Having run a mobile personal training business for years I know how effective simple bodyweight calisthenics can be for helping folks get leaner, fitter and stronger and for a long time I have been extolling their benefits. However, if there is one supplement to bodyweight exercise which I am growing increasingly fond of then it is resistance bands.
These lightweight, durable training tools are taking pride of place in many of my fitness programs and have become regular travel companions when I head abroad. In this article I am going to take a quick look at the main advantages of resistance band training and encourage you to experiment adding them to your own workout regimen.

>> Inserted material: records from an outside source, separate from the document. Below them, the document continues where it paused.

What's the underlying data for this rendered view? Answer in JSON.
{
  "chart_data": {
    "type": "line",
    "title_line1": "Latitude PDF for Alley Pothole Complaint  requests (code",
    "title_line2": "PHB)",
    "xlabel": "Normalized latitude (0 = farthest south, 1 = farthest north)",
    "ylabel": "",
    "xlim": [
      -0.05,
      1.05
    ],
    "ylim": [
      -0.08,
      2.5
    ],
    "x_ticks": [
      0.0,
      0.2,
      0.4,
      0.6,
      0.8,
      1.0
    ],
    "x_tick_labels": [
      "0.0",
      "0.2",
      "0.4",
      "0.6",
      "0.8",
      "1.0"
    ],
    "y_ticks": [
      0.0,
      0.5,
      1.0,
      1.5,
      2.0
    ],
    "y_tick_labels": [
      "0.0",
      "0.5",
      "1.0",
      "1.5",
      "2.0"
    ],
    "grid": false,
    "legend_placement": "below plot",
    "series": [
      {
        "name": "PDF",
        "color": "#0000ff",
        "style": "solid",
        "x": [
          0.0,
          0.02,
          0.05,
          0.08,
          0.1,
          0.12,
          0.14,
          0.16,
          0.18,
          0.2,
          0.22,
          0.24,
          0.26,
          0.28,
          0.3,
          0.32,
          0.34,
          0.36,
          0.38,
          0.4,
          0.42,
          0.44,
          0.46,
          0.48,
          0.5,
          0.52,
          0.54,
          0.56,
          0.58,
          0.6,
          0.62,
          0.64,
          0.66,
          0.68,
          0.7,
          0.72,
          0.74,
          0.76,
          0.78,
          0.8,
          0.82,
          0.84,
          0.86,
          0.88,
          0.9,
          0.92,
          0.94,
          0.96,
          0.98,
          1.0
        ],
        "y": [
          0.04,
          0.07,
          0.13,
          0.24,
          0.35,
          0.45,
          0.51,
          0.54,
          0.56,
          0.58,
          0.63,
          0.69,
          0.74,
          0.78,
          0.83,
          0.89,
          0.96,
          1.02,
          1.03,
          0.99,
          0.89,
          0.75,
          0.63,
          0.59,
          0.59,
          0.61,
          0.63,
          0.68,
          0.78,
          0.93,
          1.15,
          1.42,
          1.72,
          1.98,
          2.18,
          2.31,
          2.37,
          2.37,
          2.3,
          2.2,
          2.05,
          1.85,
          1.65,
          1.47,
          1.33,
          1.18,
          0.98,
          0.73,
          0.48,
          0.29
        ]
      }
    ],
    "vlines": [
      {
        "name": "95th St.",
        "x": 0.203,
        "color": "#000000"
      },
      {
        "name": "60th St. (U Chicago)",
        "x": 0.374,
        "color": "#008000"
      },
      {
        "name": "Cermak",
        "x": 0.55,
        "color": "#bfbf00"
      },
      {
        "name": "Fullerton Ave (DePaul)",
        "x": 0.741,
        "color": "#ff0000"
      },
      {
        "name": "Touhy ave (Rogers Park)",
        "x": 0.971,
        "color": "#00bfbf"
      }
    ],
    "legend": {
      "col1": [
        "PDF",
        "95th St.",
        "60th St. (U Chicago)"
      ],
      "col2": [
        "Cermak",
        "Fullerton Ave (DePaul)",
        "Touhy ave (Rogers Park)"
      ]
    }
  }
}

Whereas dumbbells and kettlebells generate resistance via the physical weight of the object, bands and cables generate resistance through elastic tension. This makes them very light and exceptionally portable. Armed with some bands and your own bodyweight you have a everything you need for a comprehensive full body workout.

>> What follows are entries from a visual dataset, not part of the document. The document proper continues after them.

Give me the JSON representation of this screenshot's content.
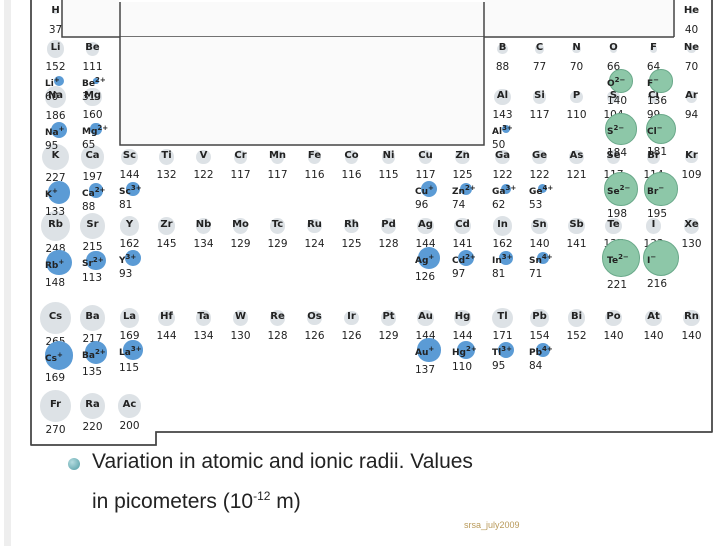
{
  "caption": {
    "line1": "Variation in atomic and ionic radii. Values",
    "line2_prefix": "in picometers (10",
    "line2_exp": "-12",
    "line2_suffix": " m)"
  },
  "footer": "srsa_july2009",
  "colors": {
    "atom": "#dde2e6",
    "cation": "#5b9bd5",
    "anion": "#8dc7a8"
  },
  "elements": [
    {
      "s": "H",
      "r": "37",
      "c": 0,
      "row": 0
    },
    {
      "s": "He",
      "r": "40",
      "c": 17,
      "row": 0
    },
    {
      "s": "Li",
      "r": "152",
      "c": 0,
      "row": 1
    },
    {
      "s": "Be",
      "r": "111",
      "c": 1,
      "row": 1
    },
    {
      "s": "B",
      "r": "88",
      "c": 12,
      "row": 1
    },
    {
      "s": "C",
      "r": "77",
      "c": 13,
      "row": 1
    },
    {
      "s": "N",
      "r": "70",
      "c": 14,
      "row": 1
    },
    {
      "s": "O",
      "r": "66",
      "c": 15,
      "row": 1
    },
    {
      "s": "F",
      "r": "64",
      "c": 16,
      "row": 1
    },
    {
      "s": "Ne",
      "r": "70",
      "c": 17,
      "row": 1
    },
    {
      "s": "Na",
      "r": "186",
      "c": 0,
      "row": 2
    },
    {
      "s": "Mg",
      "r": "160",
      "c": 1,
      "row": 2
    },
    {
      "s": "Al",
      "r": "143",
      "c": 12,
      "row": 2
    },
    {
      "s": "Si",
      "r": "117",
      "c": 13,
      "row": 2
    },
    {
      "s": "P",
      "r": "110",
      "c": 14,
      "row": 2
    },
    {
      "s": "S",
      "r": "104",
      "c": 15,
      "row": 2
    },
    {
      "s": "Cl",
      "r": "99",
      "c": 16,
      "row": 2
    },
    {
      "s": "Ar",
      "r": "94",
      "c": 17,
      "row": 2
    },
    {
      "s": "K",
      "r": "227",
      "c": 0,
      "row": 3
    },
    {
      "s": "Ca",
      "r": "197",
      "c": 1,
      "row": 3
    },
    {
      "s": "Sc",
      "r": "144",
      "c": 2,
      "row": 3
    },
    {
      "s": "Ti",
      "r": "132",
      "c": 3,
      "row": 3
    },
    {
      "s": "V",
      "r": "122",
      "c": 4,
      "row": 3
    },
    {
      "s": "Cr",
      "r": "117",
      "c": 5,
      "row": 3
    },
    {
      "s": "Mn",
      "r": "117",
      "c": 6,
      "row": 3
    },
    {
      "s": "Fe",
      "r": "116",
      "c": 7,
      "row": 3
    },
    {
      "s": "Co",
      "r": "116",
      "c": 8,
      "row": 3
    },
    {
      "s": "Ni",
      "r": "115",
      "c": 9,
      "row": 3
    },
    {
      "s": "Cu",
      "r": "117",
      "c": 10,
      "row": 3
    },
    {
      "s": "Zn",
      "r": "125",
      "c": 11,
      "row": 3
    },
    {
      "s": "Ga",
      "r": "122",
      "c": 12,
      "row": 3
    },
    {
      "s": "Ge",
      "r": "122",
      "c": 13,
      "row": 3
    },
    {
      "s": "As",
      "r": "121",
      "c": 14,
      "row": 3
    },
    {
      "s": "Se",
      "r": "117",
      "c": 15,
      "row": 3
    },
    {
      "s": "Br",
      "r": "114",
      "c": 16,
      "row": 3
    },
    {
      "s": "Kr",
      "r": "109",
      "c": 17,
      "row": 3
    },
    {
      "s": "Rb",
      "r": "248",
      "c": 0,
      "row": 4
    },
    {
      "s": "Sr",
      "r": "215",
      "c": 1,
      "row": 4
    },
    {
      "s": "Y",
      "r": "162",
      "c": 2,
      "row": 4
    },
    {
      "s": "Zr",
      "r": "145",
      "c": 3,
      "row": 4
    },
    {
      "s": "Nb",
      "r": "134",
      "c": 4,
      "row": 4
    },
    {
      "s": "Mo",
      "r": "129",
      "c": 5,
      "row": 4
    },
    {
      "s": "Tc",
      "r": "129",
      "c": 6,
      "row": 4
    },
    {
      "s": "Ru",
      "r": "124",
      "c": 7,
      "row": 4
    },
    {
      "s": "Rh",
      "r": "125",
      "c": 8,
      "row": 4
    },
    {
      "s": "Pd",
      "r": "128",
      "c": 9,
      "row": 4
    },
    {
      "s": "Ag",
      "r": "144",
      "c": 10,
      "row": 4
    },
    {
      "s": "Cd",
      "r": "141",
      "c": 11,
      "row": 4
    },
    {
      "s": "In",
      "r": "162",
      "c": 12,
      "row": 4
    },
    {
      "s": "Sn",
      "r": "140",
      "c": 13,
      "row": 4
    },
    {
      "s": "Sb",
      "r": "141",
      "c": 14,
      "row": 4
    },
    {
      "s": "Te",
      "r": "137",
      "c": 15,
      "row": 4
    },
    {
      "s": "I",
      "r": "133",
      "c": 16,
      "row": 4
    },
    {
      "s": "Xe",
      "r": "130",
      "c": 17,
      "row": 4
    },
    {
      "s": "Cs",
      "r": "265",
      "c": 0,
      "row": 5
    },
    {
      "s": "Ba",
      "r": "217",
      "c": 1,
      "row": 5
    },
    {
      "s": "La",
      "r": "169",
      "c": 2,
      "row": 5
    },
    {
      "s": "Hf",
      "r": "144",
      "c": 3,
      "row": 5
    },
    {
      "s": "Ta",
      "r": "134",
      "c": 4,
      "row": 5
    },
    {
      "s": "W",
      "r": "130",
      "c": 5,
      "row": 5
    },
    {
      "s": "Re",
      "r": "128",
      "c": 6,
      "row": 5
    },
    {
      "s": "Os",
      "r": "126",
      "c": 7,
      "row": 5
    },
    {
      "s": "Ir",
      "r": "126",
      "c": 8,
      "row": 5
    },
    {
      "s": "Pt",
      "r": "129",
      "c": 9,
      "row": 5
    },
    {
      "s": "Au",
      "r": "144",
      "c": 10,
      "row": 5
    },
    {
      "s": "Hg",
      "r": "144",
      "c": 11,
      "row": 5
    },
    {
      "s": "Tl",
      "r": "171",
      "c": 12,
      "row": 5
    },
    {
      "s": "Pb",
      "r": "154",
      "c": 13,
      "row": 5
    },
    {
      "s": "Bi",
      "r": "152",
      "c": 14,
      "row": 5
    },
    {
      "s": "Po",
      "r": "140",
      "c": 15,
      "row": 5
    },
    {
      "s": "At",
      "r": "140",
      "c": 16,
      "row": 5
    },
    {
      "s": "Rn",
      "r": "140",
      "c": 17,
      "row": 5
    },
    {
      "s": "Fr",
      "r": "270",
      "c": 0,
      "row": 6
    },
    {
      "s": "Ra",
      "r": "220",
      "c": 1,
      "row": 6
    },
    {
      "s": "Ac",
      "r": "200",
      "c": 2,
      "row": 6
    }
  ],
  "ions": [
    {
      "el": "Li",
      "name": "Li",
      "charge": "+",
      "r": "60",
      "type": "cation"
    },
    {
      "el": "Be",
      "name": "Be",
      "charge": "2+",
      "r": "31",
      "type": "cation"
    },
    {
      "el": "Na",
      "name": "Na",
      "charge": "+",
      "r": "95",
      "type": "cation"
    },
    {
      "el": "Mg",
      "name": "Mg",
      "charge": "2+",
      "r": "65",
      "type": "cation"
    },
    {
      "el": "K",
      "name": "K",
      "charge": "+",
      "r": "133",
      "type": "cation"
    },
    {
      "el": "Ca",
      "name": "Ca",
      "charge": "2+",
      "r": "88",
      "type": "cation"
    },
    {
      "el": "Sc",
      "name": "Sc",
      "charge": "3+",
      "r": "81",
      "type": "cation"
    },
    {
      "el": "Rb",
      "name": "Rb",
      "charge": "+",
      "r": "148",
      "type": "cation"
    },
    {
      "el": "Sr",
      "name": "Sr",
      "charge": "2+",
      "r": "113",
      "type": "cation"
    },
    {
      "el": "Y",
      "name": "Y",
      "charge": "3+",
      "r": "93",
      "type": "cation"
    },
    {
      "el": "Cs",
      "name": "Cs",
      "charge": "+",
      "r": "169",
      "type": "cation"
    },
    {
      "el": "Ba",
      "name": "Ba",
      "charge": "2+",
      "r": "135",
      "type": "cation"
    },
    {
      "el": "La",
      "name": "La",
      "charge": "3+",
      "r": "115",
      "type": "cation"
    },
    {
      "el": "Al",
      "name": "Al",
      "charge": "3+",
      "r": "50",
      "type": "cation"
    },
    {
      "el": "Cu",
      "name": "Cu",
      "charge": "+",
      "r": "96",
      "type": "cation"
    },
    {
      "el": "Zn",
      "name": "Zn",
      "charge": "2+",
      "r": "74",
      "type": "cation"
    },
    {
      "el": "Ga",
      "name": "Ga",
      "charge": "3+",
      "r": "62",
      "type": "cation"
    },
    {
      "el": "Ge",
      "name": "Ge",
      "charge": "4+",
      "r": "53",
      "type": "cation"
    },
    {
      "el": "Ag",
      "name": "Ag",
      "charge": "+",
      "r": "126",
      "type": "cation"
    },
    {
      "el": "Cd",
      "name": "Cd",
      "charge": "2+",
      "r": "97",
      "type": "cation"
    },
    {
      "el": "In",
      "name": "In",
      "charge": "3+",
      "r": "81",
      "type": "cation"
    },
    {
      "el": "Sn",
      "name": "Sn",
      "charge": "4+",
      "r": "71",
      "type": "cation"
    },
    {
      "el": "Au",
      "name": "Au",
      "charge": "+",
      "r": "137",
      "type": "cation"
    },
    {
      "el": "Hg",
      "name": "Hg",
      "charge": "2+",
      "r": "110",
      "type": "cation"
    },
    {
      "el": "Tl",
      "name": "Tl",
      "charge": "3+",
      "r": "95",
      "type": "cation"
    },
    {
      "el": "Pb",
      "name": "Pb",
      "charge": "4+",
      "r": "84",
      "type": "cation"
    },
    {
      "el": "O",
      "name": "O",
      "charge": "2−",
      "r": "140",
      "type": "anion"
    },
    {
      "el": "F",
      "name": "F",
      "charge": "−",
      "r": "136",
      "type": "anion"
    },
    {
      "el": "S",
      "name": "S",
      "charge": "2−",
      "r": "184",
      "type": "anion"
    },
    {
      "el": "Cl",
      "name": "Cl",
      "charge": "−",
      "r": "181",
      "type": "anion"
    },
    {
      "el": "Se",
      "name": "Se",
      "charge": "2−",
      "r": "198",
      "type": "anion"
    },
    {
      "el": "Br",
      "name": "Br",
      "charge": "−",
      "r": "195",
      "type": "anion"
    },
    {
      "el": "Te",
      "name": "Te",
      "charge": "2−",
      "r": "221",
      "type": "anion"
    },
    {
      "el": "I",
      "name": "I",
      "charge": "−",
      "r": "216",
      "type": "anion"
    }
  ]
}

Most bands and cables can be hooked up to a door, tree, post or simply pinned down by your own body making them an extremely versatile indoor/outdoor fitness solution. Depending on which set up you choose there are tons of different lower body and upper body movements you can perform including strength exercises, muscle building exercises, endurance exercises, power exercises. assistance exercises, flexibility exercises and rehabilitation exercises.

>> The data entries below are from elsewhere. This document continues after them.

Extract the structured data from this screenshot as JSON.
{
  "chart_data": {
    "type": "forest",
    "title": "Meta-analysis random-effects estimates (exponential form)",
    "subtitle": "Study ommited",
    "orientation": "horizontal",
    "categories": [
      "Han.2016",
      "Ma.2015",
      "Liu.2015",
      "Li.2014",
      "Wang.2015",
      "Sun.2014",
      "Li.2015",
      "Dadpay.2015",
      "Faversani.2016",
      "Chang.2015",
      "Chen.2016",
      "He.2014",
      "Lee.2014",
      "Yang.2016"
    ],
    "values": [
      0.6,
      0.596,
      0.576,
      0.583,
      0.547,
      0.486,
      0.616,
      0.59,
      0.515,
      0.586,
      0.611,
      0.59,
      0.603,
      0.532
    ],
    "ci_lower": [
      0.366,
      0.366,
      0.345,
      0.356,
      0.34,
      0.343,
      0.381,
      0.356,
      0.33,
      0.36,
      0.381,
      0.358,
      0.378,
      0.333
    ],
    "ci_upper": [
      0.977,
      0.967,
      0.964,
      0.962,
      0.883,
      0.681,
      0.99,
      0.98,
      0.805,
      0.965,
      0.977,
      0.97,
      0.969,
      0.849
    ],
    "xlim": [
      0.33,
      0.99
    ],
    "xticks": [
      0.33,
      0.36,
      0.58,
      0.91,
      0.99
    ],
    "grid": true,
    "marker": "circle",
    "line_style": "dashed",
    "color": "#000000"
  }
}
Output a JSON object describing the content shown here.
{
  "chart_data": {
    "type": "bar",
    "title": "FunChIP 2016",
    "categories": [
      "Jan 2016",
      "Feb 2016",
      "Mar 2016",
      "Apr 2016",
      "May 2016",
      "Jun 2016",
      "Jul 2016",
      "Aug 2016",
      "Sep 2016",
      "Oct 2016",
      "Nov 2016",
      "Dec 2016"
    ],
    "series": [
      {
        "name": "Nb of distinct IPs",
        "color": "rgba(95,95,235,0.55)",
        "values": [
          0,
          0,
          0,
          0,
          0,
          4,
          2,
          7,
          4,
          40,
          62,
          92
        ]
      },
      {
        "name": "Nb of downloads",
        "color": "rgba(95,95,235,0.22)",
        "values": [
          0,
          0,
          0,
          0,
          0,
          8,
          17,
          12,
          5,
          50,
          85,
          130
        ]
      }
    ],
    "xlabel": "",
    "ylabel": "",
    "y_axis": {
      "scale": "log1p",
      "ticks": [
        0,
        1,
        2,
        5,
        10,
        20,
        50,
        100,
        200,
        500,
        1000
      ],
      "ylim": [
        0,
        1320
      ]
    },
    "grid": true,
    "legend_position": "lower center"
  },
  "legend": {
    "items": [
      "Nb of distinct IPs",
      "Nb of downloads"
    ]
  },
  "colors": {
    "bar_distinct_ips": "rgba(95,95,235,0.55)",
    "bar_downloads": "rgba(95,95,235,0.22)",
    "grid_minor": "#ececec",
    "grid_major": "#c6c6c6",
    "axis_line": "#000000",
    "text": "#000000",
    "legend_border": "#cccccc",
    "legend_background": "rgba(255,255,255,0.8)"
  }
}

SUITABLE FOR ALL FITNESS LEVELS
Resistance bands are perfect for the fitness novice yet can also be scaled to the highly advanced. Believe me, working with thick heavy bands is no joke. As with any other form of strength training it is simply a case of choosing the exercises and resistance level appropriate for your level of fitness.
+/- TO BODYWEIGHT EXERCISES
You can use resistance bands to add assistance to certain bodyweight movements like squats, lunges and pull ups. Perfect for the fitness newbie. Conversely you can use bands to add resistance to certain bodyweight movements like push ups. Perfect for the more advanced trainee.
+/- TO WEIGHTED EXERCISES
In a similar vein bands can be used to assist/resist certain movements in the weight room like squats, benches presses, arm curls etc. Proceed with a bit of caution here as the last thing you want is to lose control of a bar and have a resistance band hurtle the weight towards your exposed torso.
KIND ON JOINTS
My joints seem much happier when training with resistance bands. Unlike traditional weight training the resistance applied by a band is not uniform throughout the movement. The more a band is stretched the greater the resistance. From a biomechanical standpoint, your body is often weakest in the starting position of an exercises and strongest as you approach lockout. This biomechanical strength curve is mimicked by resistance bands. When your joints are in a weaker position, the resistance is less. When your joints are in a more favorable position for producing force, the resistance is more.
More of an economical advantage but I purchased my resistance bands over six years ago and, one band aside, they are still all in great condition. During this time they have navigated thousands of tough workouts with myself and my private training clients. That is a pretty good return on investment.